I’m missing something. That’s why I keep trying to make contact with you, old friend. In the still moments of my days, I start to panic, casting around for something to engage me...a book, a song, something to learn, something to do, because I feel adrift. I think you know what I mean. Something about losing my mom a couple of years ago set something in motion, some chain of reasoning I couldn’t stop, and it left me with no god, no father, no mother, no connection to my past, no sense that I am connected at all, to anyone but my kids, and sometimes my spouse. It isn’t grief, nor is it some cynical or depressive pose. I don’t feel sad, I just feel very compact and a bit too light, like an astronaut without a mother ship. I float, see? I am a little too aware of how alone we all are, really, too aware of how fragile and brief it all is, and I don’t know what to do. This isn’t what I thought mid-life would be like.
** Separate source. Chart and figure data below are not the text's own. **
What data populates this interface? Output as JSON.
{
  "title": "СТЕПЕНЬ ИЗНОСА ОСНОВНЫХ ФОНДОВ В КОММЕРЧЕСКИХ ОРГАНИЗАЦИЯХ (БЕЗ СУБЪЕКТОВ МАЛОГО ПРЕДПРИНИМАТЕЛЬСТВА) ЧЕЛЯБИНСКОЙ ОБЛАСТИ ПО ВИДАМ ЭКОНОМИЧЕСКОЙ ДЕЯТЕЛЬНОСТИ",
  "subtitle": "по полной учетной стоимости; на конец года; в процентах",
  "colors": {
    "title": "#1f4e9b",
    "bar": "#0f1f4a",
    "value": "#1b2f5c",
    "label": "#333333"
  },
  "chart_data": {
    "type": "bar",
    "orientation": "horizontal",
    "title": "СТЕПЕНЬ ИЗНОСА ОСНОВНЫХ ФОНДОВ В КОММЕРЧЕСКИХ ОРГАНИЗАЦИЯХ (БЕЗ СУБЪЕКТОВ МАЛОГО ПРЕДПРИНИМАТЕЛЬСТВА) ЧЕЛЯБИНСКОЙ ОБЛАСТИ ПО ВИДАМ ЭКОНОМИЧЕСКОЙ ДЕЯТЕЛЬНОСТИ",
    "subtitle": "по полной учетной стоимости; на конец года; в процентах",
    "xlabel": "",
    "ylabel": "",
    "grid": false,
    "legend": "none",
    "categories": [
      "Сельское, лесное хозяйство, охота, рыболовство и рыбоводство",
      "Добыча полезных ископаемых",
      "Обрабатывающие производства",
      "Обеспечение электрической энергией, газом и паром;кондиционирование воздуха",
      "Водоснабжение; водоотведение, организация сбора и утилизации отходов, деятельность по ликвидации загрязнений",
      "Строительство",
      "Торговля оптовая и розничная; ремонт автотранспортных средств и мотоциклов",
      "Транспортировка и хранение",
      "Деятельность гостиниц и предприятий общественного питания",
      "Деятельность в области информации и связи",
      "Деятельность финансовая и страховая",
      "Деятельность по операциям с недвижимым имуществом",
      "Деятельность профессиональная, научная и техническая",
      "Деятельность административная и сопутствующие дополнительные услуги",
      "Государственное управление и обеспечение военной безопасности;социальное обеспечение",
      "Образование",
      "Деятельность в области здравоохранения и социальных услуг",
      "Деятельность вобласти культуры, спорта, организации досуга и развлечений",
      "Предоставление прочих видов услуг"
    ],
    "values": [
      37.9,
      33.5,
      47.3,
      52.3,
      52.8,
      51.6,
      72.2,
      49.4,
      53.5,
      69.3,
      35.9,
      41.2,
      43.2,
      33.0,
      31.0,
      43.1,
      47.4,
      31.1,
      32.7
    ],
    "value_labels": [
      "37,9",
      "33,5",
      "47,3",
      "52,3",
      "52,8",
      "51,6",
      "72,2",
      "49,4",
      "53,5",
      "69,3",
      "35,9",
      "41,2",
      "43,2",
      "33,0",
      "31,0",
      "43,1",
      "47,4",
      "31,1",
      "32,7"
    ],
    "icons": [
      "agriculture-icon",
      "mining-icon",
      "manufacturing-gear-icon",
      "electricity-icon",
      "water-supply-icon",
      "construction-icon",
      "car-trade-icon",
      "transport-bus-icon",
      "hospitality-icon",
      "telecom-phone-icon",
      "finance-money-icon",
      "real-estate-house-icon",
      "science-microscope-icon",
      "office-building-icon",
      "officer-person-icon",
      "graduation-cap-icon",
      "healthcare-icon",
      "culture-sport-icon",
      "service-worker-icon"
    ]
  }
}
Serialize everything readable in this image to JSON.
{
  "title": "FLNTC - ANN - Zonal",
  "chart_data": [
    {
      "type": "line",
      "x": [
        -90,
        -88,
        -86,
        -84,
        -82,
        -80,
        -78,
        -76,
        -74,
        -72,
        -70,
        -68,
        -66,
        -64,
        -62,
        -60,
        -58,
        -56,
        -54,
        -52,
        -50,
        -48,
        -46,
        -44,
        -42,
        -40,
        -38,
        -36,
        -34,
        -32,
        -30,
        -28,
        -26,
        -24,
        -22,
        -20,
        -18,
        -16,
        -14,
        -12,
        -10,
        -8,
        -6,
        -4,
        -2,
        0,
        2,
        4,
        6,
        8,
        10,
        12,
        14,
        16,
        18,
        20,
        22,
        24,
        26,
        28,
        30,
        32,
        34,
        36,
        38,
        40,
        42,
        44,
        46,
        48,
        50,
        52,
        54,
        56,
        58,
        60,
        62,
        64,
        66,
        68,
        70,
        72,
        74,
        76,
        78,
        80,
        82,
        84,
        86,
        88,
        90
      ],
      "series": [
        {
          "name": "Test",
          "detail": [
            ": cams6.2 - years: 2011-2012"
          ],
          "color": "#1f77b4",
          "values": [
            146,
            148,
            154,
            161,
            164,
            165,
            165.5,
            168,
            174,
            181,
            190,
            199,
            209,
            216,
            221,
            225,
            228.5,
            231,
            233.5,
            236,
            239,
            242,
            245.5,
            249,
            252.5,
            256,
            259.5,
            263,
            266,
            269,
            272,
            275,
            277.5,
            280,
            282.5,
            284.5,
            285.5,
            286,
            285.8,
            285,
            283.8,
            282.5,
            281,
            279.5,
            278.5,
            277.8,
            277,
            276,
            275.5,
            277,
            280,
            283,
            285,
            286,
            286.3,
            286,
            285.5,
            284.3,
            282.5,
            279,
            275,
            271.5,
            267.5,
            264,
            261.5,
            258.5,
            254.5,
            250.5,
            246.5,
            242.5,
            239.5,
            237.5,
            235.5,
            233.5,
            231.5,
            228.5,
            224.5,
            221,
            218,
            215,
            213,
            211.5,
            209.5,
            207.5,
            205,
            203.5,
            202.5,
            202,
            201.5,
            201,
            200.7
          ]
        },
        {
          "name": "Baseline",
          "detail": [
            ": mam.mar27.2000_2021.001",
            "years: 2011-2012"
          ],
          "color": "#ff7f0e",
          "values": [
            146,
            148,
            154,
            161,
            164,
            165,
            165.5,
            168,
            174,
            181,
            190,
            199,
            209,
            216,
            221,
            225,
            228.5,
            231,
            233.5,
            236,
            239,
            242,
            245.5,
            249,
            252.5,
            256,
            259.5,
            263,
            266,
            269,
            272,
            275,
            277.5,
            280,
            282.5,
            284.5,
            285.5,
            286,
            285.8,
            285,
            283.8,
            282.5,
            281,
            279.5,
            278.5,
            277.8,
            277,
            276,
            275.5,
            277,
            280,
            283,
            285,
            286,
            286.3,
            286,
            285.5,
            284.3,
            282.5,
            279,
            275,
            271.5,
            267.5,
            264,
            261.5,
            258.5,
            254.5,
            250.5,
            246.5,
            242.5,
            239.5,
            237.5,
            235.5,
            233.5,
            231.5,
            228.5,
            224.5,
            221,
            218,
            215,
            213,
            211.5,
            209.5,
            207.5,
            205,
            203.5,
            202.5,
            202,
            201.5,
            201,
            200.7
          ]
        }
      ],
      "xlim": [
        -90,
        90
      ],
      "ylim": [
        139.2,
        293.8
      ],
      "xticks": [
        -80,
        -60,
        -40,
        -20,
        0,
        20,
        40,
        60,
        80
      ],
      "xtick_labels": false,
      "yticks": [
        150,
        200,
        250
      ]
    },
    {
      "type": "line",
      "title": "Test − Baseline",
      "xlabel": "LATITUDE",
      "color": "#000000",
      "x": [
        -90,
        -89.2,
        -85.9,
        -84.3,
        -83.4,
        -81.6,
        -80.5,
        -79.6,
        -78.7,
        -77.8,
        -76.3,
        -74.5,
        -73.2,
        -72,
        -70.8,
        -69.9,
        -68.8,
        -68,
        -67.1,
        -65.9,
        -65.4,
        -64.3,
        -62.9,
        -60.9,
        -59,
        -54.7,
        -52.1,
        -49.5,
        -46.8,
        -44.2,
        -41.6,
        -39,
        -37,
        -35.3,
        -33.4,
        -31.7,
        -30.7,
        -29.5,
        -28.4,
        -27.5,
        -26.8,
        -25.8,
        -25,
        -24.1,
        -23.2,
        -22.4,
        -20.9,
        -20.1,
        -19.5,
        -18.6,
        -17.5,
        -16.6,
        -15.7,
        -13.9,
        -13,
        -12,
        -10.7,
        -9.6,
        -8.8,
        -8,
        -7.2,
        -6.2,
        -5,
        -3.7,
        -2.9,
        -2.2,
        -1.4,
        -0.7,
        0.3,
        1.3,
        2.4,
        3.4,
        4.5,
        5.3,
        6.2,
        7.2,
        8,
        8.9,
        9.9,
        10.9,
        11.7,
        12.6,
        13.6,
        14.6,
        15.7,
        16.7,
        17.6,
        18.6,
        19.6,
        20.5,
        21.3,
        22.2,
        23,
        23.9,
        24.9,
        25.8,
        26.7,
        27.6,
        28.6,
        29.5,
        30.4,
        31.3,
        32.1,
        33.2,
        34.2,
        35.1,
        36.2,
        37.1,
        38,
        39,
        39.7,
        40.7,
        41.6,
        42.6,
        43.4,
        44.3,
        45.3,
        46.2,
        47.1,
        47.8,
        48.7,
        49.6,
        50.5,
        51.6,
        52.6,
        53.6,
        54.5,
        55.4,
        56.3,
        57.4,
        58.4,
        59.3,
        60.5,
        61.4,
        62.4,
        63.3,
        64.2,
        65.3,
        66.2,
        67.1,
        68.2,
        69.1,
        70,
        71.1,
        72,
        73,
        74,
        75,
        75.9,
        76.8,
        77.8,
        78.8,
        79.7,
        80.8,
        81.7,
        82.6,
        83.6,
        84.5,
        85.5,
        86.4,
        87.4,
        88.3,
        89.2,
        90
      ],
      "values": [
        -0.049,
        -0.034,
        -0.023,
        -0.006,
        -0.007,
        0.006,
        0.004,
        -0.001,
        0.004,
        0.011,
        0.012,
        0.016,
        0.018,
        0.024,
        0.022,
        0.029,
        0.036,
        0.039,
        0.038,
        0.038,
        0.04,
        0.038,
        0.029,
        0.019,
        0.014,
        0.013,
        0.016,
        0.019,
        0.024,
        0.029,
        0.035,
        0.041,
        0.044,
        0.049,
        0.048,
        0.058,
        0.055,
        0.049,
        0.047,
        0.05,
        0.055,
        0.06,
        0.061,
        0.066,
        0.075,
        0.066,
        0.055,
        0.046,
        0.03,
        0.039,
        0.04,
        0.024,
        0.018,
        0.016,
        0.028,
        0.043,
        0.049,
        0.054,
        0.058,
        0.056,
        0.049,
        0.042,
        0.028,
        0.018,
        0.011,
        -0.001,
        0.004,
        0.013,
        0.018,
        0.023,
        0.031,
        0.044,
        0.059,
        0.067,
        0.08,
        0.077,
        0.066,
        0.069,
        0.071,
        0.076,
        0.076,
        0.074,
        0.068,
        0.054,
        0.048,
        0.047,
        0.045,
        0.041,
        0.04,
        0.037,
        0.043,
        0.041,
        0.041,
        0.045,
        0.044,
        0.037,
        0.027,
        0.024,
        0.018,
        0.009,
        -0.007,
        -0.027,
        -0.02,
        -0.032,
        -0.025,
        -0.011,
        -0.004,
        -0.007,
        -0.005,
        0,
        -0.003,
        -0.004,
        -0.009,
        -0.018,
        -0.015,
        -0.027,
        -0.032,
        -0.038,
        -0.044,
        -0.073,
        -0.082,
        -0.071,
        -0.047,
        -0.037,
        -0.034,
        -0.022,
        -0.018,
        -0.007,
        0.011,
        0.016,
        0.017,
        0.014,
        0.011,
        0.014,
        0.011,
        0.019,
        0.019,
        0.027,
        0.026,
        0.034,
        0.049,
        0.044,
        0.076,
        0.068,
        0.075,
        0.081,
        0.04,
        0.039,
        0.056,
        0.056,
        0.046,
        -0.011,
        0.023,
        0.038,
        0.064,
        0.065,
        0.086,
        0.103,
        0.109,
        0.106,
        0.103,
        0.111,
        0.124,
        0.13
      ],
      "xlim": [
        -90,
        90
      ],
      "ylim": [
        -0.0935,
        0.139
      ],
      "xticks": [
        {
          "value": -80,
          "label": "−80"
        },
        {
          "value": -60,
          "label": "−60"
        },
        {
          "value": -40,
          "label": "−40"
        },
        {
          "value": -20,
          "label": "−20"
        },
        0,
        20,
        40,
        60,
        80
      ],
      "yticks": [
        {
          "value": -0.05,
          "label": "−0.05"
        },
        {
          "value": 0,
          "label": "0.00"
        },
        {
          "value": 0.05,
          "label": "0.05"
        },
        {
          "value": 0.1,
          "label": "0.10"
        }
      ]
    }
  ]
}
I thought the way I’d feel about my husband and kids would be similar to the depth, the all encompassing immersion I felt in the family of my childhood. It wasn’t all good. I remember inventing a father for myself, and cramming my brief encounters with my real fuck-up drunk of a dad into that ill-fitting mold. It fit, then, and I didn’t call him anything but dad. I loved him. I remember my mother, her love and her need and her never ending ill health. I always feared that she would leave, but I never really thought she would. I remember my magical grandmother. I thought I could carry her magic forward in my own life. It’s harder than it looks. I remember god. I remember being moved to tears by the certainty that some larger than life parent figure would always love me and guide me. I remember myself, all talent and faith and possibility. I actually thought I was special, arrogance of a youth that lasted way too long, apparently. So what do you do when you finally understand? Pick up and carry on? Is that it? Is there no way to make the present feel as convincingly solid and real as the past? Even the past has lost its solidity, like a play after you’ve watched the set come down and the actors come out without their makeup and costumes. I guess I’m disillusioned.